Maine Question 2, 2017, “An Act to Enhance Access to Affordable Health Care,” asks voters, “Do you want Maine to expand Medicaid to provide healthcare coverage for qualified adults under age 65 with incomes at or below 138 percent of the federal poverty level, which in 2017 means $16,643 for a single person and $22,412 for a family of two?”

If this question were to pass, Maine would join 32 other states, including Washington, D.C., in accepting federal funds to expand the state Medicaid program, allowing coverage for approximately 70,000 childless adults. Under the Affordable Care Act, the federal government would cover 95 percent of Medicaid expansion costs, and decline to 90 percent of costs in 2020 and beyond.

Gov. LePage’s opposition is expected, since he has spent his tenure leading efforts to cut the state Medicaid program and reduce eligibility limits and benefits, and has vetoed six Medicaid expansion proposals. During an interview on the George Hale and Ric Tyler Show on WVOM-FM, he claimed that Medicaid expansion would cost Maine at least $100 million per year to cover both subsets, nearly double the estimate of the Office of Fiscal and Program Review (OFPR), at a net impact of $54.4 million.

“This is where the truth in advertising just doesn’t exist anymore, it’s like fake news,” LePage said in the radio interview. “This is all about hospitals making sure that they get their marginal dollar so they can expand.” He decried OFPR as a “Democratic-run state office,” but did not cite evidence to support his claim that their estimates were deliberately misleading.
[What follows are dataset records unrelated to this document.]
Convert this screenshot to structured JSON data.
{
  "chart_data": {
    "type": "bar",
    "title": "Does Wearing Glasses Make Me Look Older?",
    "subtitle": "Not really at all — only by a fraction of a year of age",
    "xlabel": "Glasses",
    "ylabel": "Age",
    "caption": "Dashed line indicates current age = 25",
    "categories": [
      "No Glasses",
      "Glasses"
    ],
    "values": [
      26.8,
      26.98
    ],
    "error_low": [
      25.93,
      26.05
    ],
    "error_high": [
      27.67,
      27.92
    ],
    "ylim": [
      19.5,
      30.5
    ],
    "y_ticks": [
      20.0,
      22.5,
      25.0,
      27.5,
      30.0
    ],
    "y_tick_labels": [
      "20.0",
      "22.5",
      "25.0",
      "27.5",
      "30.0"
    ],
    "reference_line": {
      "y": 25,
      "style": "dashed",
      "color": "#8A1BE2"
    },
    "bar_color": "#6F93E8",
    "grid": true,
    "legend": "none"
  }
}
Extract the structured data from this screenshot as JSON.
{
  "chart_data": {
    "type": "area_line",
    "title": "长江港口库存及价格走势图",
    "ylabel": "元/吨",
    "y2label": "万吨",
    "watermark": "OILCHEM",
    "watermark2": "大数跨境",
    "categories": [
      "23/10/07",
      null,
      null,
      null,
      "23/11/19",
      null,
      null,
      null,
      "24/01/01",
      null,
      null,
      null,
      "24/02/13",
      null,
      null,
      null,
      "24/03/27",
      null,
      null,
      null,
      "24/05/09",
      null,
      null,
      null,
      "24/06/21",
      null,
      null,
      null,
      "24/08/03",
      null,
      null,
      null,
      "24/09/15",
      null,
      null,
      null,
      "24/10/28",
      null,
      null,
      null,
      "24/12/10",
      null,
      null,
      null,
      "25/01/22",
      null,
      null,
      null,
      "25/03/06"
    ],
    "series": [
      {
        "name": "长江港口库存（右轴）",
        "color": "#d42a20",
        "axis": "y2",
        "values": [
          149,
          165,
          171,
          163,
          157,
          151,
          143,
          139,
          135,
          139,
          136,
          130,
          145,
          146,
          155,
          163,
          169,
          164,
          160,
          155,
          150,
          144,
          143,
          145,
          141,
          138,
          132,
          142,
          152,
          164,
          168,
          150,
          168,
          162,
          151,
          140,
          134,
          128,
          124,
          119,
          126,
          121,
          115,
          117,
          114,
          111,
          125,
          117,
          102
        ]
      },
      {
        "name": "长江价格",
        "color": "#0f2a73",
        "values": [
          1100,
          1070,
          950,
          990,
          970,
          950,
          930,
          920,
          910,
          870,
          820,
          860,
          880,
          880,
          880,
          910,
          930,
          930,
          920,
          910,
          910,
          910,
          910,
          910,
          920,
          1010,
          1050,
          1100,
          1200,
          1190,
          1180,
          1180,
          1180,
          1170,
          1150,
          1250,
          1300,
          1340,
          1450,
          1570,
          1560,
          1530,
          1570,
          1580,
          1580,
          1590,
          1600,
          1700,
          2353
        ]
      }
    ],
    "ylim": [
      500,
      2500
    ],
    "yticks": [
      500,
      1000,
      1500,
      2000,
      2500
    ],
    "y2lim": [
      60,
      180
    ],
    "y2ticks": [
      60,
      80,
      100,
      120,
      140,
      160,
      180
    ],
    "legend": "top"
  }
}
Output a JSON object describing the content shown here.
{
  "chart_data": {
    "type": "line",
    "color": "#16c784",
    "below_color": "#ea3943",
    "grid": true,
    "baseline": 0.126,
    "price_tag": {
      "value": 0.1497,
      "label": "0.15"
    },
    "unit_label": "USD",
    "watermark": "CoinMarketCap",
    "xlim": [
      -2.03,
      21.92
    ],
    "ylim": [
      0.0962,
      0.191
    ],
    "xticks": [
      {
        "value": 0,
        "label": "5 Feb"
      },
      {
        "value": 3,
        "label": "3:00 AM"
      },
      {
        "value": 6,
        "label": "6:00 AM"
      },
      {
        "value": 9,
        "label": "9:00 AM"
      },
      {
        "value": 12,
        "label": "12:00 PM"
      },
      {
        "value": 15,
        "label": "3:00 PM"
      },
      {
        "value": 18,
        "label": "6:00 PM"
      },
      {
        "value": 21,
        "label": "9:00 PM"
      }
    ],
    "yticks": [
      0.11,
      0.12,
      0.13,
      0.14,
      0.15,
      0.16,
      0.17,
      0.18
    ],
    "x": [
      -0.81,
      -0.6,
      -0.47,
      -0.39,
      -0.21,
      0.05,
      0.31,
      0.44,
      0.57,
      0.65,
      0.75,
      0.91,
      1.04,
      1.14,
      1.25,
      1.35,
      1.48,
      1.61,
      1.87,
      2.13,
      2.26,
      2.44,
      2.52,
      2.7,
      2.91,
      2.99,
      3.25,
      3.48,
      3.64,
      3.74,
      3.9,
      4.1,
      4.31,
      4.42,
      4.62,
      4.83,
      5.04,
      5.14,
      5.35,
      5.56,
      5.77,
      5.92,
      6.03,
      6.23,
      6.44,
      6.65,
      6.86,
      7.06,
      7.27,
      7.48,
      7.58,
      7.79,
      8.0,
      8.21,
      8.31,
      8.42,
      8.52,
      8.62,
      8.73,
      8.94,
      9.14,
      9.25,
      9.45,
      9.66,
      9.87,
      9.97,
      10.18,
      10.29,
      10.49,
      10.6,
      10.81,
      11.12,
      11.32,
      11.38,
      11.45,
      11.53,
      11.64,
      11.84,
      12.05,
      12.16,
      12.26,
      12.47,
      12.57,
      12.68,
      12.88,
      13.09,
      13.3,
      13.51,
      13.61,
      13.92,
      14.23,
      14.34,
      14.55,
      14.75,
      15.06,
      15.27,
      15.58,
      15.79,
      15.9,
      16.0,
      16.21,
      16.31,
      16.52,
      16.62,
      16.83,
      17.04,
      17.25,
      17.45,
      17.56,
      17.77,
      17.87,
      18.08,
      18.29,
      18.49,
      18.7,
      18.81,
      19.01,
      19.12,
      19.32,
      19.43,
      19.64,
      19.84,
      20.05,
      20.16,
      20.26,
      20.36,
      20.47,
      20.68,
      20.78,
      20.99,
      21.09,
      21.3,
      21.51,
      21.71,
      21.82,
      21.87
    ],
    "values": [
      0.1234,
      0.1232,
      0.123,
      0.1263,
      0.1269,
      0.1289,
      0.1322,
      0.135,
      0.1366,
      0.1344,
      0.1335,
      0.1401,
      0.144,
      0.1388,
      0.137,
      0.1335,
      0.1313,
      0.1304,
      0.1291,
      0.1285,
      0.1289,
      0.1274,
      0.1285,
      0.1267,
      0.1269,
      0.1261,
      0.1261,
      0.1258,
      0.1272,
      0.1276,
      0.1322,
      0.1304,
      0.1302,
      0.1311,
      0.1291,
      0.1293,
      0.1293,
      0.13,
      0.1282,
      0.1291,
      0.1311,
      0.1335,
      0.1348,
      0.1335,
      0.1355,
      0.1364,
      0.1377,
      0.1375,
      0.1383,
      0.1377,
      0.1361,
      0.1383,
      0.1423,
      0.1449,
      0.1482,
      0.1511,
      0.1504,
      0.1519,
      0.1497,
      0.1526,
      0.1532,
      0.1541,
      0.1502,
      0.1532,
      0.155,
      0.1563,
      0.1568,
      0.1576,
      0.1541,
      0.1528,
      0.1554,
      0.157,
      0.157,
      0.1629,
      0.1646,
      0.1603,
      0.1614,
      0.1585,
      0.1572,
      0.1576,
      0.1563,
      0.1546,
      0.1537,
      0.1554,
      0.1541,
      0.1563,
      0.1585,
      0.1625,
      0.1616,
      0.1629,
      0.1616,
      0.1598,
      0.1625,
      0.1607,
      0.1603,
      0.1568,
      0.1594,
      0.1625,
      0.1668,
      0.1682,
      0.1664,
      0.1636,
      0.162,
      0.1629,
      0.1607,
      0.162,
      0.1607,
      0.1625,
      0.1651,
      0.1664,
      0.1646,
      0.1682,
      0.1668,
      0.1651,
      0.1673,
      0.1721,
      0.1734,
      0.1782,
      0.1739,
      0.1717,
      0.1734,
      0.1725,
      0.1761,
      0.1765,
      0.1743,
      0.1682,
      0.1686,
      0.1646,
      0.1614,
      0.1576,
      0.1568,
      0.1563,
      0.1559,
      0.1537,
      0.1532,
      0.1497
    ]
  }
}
When asked to comment on these questionable statements, State Rep. Brian Hubbell (D-Bar Harbor) summarized the claims made during the interview in an email:

“As a pioneer of post-truth politics, Governor LePage consistently deprecates any facts which are at odds with his preconceptions. His assertion on talk radio on Tuesday that the costs of Question 2 are more than double what is calculated by objective analysis hangs on the scurrilous implication that the Legislature’s Office of Fiscal and Program Review is somehow cooking the books. A statehouse institution of impeccable rectitude, OFPR is relentlessly non-partisan and, as a member of the Appropriations Committee, I can attest that their highest allegiance is to hard data irrespective of where my colleagues and I might wish the evidence to lead.”